Dancing Days is a 1926 American silent romantic drama film directed by Albert H. Kelley and starring Helene Chadwick, Forrest Stanley, and Lillian Rich. It is based on the 1910 novel of the same name by the British writer J.J. Bell. The films depicts a married man who falls in love with a flapper, and is increasingly dominated by his new love interest.

==Synopsis==
After ten years of marriage to Alice, Ralph Hedman is introduced by his brother to the flapper Lillian Loring and his eye begins to wander.

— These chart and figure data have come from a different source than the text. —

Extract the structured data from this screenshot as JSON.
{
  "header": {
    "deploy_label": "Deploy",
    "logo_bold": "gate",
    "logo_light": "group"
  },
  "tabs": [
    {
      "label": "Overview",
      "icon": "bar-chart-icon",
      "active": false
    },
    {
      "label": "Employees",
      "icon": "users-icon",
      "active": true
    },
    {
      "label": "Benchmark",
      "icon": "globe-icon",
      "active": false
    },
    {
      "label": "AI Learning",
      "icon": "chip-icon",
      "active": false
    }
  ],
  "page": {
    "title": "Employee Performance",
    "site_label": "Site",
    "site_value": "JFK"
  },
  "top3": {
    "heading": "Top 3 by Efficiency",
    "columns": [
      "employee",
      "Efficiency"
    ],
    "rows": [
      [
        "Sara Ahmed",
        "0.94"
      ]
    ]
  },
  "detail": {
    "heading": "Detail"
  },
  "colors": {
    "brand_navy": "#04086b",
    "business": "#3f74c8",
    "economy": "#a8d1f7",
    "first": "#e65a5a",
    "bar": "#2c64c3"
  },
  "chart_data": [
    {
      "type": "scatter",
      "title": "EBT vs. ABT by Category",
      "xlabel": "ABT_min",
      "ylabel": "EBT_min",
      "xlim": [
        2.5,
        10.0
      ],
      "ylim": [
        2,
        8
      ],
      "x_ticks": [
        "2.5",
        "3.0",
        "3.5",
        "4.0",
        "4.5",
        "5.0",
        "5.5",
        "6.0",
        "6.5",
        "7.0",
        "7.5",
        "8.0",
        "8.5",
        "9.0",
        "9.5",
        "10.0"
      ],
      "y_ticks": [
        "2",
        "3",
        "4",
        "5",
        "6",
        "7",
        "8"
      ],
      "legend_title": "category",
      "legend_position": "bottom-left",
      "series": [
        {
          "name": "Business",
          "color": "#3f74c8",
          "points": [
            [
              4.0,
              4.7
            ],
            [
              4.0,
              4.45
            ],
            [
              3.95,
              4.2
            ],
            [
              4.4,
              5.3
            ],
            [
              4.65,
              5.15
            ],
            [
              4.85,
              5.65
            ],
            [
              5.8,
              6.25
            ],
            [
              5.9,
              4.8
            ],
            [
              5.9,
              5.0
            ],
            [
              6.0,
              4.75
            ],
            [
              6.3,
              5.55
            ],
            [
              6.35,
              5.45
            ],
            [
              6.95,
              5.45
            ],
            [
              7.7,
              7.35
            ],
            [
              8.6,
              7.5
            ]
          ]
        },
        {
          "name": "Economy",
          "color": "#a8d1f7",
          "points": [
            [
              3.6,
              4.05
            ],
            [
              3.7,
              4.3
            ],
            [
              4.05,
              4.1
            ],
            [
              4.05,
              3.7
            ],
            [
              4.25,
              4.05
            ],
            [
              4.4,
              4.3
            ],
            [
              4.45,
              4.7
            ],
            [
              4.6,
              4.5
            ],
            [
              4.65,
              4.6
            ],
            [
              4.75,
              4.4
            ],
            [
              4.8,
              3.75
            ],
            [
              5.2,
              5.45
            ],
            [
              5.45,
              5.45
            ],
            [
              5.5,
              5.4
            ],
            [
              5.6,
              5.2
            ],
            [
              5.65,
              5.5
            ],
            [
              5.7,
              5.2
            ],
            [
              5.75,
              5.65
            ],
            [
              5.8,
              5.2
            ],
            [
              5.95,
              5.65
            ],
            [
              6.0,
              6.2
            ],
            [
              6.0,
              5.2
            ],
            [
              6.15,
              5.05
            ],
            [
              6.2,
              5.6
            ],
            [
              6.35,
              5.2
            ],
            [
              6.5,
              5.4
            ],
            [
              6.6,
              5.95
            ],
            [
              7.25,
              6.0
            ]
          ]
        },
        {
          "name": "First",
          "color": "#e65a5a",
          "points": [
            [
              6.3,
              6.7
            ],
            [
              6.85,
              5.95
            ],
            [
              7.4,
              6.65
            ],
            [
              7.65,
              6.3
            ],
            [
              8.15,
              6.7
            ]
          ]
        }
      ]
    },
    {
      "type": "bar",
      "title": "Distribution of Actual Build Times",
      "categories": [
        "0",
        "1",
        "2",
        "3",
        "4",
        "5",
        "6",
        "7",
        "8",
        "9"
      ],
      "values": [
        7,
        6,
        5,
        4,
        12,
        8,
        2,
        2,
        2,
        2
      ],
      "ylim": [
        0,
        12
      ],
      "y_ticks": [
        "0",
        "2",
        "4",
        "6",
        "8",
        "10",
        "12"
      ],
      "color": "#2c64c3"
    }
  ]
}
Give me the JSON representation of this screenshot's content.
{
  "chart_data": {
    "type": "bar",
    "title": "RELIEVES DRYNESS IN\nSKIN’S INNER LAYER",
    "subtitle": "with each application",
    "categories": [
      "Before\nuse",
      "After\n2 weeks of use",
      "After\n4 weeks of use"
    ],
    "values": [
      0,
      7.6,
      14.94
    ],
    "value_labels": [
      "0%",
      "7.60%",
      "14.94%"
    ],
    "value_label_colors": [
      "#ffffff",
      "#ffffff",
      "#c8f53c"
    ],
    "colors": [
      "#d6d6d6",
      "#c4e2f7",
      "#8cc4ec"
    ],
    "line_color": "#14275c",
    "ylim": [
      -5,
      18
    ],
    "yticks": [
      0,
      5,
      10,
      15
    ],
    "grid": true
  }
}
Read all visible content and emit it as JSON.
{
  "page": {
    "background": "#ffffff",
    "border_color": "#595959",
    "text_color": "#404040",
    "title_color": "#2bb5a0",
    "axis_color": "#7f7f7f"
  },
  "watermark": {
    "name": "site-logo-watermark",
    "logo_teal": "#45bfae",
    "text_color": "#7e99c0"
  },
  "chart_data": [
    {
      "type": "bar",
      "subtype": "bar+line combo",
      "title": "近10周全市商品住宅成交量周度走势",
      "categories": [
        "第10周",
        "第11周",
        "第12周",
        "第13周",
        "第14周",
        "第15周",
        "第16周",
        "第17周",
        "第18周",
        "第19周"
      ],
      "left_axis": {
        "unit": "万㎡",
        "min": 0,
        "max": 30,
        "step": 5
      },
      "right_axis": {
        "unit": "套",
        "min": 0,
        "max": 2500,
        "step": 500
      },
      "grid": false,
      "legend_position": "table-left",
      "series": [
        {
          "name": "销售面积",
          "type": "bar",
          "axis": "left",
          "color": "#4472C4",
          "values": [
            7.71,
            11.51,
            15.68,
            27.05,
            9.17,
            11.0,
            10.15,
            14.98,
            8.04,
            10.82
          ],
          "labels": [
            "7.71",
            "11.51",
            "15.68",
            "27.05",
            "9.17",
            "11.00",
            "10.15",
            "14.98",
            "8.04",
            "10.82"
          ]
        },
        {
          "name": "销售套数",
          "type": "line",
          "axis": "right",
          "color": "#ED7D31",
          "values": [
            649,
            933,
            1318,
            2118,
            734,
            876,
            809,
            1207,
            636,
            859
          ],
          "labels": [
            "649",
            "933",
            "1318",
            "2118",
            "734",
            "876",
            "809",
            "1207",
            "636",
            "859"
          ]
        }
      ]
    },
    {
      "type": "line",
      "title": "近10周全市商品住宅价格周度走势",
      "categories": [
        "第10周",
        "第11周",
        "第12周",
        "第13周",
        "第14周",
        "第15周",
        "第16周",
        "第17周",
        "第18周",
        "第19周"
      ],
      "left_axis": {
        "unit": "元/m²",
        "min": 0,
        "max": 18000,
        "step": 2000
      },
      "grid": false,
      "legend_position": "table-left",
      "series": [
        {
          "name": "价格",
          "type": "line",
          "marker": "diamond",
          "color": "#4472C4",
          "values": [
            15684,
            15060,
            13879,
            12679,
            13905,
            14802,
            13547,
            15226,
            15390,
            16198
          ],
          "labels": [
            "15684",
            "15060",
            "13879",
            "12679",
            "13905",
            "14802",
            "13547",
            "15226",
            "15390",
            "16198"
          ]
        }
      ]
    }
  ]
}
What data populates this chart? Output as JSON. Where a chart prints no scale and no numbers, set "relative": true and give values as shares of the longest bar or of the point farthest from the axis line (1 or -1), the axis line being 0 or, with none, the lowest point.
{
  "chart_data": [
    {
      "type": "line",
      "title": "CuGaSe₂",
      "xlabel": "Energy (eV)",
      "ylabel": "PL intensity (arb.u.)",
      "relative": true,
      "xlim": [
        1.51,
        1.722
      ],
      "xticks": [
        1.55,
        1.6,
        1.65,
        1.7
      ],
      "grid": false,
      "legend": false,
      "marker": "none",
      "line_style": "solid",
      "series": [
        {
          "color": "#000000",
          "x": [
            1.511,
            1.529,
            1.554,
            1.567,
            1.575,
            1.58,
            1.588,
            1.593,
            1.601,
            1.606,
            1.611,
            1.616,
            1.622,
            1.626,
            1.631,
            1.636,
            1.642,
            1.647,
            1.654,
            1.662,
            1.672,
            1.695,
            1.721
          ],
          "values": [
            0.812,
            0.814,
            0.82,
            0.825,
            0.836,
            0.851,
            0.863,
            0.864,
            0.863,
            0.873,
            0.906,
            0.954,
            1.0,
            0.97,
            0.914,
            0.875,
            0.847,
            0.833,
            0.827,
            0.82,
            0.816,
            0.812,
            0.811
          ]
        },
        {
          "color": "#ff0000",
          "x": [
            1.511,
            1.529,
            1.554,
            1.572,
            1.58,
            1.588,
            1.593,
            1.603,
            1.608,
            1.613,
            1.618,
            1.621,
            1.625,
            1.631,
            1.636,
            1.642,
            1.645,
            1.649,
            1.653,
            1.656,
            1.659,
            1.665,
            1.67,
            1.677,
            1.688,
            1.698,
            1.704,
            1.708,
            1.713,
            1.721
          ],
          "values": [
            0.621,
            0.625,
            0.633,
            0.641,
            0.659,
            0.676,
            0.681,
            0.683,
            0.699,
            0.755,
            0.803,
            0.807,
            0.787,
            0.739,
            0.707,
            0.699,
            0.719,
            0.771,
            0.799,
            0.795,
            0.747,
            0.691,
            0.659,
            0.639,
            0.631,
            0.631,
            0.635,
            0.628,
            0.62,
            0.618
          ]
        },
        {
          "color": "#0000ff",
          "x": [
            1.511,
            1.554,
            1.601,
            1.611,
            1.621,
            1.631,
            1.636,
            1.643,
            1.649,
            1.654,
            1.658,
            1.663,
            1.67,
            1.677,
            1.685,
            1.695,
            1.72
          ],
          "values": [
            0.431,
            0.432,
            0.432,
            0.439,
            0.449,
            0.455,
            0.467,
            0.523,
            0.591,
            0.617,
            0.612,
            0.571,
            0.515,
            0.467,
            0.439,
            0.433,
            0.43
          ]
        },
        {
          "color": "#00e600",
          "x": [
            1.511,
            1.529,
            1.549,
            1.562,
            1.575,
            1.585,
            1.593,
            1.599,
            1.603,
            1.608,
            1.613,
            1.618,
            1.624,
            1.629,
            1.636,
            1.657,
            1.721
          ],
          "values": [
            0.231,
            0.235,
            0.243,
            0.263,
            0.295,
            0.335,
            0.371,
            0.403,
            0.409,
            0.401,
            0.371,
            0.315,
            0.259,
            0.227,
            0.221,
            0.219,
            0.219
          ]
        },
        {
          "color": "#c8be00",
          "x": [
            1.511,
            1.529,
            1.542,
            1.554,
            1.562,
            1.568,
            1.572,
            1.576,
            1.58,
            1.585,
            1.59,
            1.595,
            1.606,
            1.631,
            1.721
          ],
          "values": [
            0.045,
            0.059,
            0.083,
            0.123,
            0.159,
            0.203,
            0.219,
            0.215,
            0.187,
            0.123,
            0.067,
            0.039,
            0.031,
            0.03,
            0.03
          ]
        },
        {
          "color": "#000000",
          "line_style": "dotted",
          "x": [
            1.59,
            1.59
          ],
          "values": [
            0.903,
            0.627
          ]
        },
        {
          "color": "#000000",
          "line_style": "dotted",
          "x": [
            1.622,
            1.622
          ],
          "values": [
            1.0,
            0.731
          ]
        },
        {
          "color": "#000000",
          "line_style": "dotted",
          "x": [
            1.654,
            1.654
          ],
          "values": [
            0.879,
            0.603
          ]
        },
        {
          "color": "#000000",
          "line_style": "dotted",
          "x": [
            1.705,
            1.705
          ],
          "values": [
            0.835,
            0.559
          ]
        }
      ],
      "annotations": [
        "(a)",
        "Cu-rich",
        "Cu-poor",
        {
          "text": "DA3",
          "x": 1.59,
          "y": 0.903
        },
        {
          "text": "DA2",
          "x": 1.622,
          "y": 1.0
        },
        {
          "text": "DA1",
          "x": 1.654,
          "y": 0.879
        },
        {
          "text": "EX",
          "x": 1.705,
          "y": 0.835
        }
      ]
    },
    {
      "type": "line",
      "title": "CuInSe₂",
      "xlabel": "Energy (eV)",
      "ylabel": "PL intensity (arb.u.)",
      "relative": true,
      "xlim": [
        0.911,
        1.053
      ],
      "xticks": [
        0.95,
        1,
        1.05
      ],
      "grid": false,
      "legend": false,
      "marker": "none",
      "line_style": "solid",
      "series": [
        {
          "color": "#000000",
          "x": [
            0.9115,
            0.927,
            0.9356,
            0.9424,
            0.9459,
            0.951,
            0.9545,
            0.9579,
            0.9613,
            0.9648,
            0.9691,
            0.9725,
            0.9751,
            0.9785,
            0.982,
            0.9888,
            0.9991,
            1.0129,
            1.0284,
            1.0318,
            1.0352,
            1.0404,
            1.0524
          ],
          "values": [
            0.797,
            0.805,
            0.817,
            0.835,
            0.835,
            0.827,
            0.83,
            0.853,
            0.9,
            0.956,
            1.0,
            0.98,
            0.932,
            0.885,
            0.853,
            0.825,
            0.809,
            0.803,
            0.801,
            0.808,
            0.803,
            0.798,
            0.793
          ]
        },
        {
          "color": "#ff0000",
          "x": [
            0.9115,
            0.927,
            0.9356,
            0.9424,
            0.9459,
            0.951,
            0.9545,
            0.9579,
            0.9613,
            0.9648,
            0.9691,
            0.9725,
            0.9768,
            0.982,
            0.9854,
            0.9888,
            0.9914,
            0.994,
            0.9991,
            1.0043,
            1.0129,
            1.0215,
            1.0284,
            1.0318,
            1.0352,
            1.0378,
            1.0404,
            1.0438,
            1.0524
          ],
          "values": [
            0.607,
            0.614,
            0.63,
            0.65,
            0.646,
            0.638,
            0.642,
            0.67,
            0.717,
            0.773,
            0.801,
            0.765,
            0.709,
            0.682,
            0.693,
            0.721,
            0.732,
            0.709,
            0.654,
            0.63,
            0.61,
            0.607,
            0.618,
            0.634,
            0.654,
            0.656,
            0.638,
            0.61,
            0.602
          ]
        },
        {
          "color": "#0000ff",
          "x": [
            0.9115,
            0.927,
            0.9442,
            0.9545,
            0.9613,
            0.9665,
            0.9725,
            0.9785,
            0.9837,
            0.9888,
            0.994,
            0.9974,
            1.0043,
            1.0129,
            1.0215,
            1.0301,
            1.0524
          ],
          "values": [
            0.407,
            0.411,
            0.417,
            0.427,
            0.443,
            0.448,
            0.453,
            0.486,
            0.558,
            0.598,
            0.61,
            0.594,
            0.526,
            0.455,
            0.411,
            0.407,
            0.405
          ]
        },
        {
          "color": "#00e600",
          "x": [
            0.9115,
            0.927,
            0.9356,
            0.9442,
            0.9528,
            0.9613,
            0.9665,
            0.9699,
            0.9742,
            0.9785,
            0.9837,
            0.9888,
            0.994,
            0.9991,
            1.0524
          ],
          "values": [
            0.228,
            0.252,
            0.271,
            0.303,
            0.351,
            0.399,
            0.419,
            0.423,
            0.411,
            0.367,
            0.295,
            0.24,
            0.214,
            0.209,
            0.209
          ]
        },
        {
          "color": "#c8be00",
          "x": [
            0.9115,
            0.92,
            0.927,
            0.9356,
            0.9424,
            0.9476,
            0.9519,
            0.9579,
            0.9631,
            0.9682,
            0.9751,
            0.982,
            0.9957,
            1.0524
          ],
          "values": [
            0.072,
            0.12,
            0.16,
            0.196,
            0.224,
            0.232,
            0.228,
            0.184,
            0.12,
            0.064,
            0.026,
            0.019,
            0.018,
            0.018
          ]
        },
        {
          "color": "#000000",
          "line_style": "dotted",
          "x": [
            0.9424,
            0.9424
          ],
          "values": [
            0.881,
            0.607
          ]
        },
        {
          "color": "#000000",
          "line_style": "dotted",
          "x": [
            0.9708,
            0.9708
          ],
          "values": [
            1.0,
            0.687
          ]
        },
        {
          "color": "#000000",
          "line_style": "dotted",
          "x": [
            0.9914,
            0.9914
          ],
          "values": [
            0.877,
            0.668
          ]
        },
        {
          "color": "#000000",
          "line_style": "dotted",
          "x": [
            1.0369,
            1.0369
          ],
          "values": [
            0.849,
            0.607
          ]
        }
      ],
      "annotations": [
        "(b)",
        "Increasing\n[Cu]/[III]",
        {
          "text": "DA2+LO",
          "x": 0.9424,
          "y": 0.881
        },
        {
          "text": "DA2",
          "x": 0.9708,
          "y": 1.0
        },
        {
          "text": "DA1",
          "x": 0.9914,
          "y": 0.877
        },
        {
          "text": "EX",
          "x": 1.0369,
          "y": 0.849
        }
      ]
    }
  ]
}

The new woman seems to have complete control over him. When he falls ill, she tries to recover him by getting him to dance the Charleston. Alice accepts defeat, but a chance car accident brings them back together.

==Cast==
- Helene Chadwick as Alice Hedman
- Forrest Stanley as Ralph Hedman
- Gloria Gordon as Maid
- Lillian Rich as Lillian Loring
- Robert Agnew as Gerald Hedman
- Tom Ricketts as Stubbins
- Sylvia Ashton as Katinka

==Preservation==
Prints of Dancing Days are held in the collections of the Museum Of Modern Art and Library and Archives Canada.

==Bibliography==
- Connelly, Robert B. The Silents: Silent Feature Films, 1910-36, Volume 40, Issue 2. December Press, 1998.
- Munden, Kenneth White. The American Film Institute Catalog of Motion Pictures Produced in the United States, Part 1. University of California Press, 1997.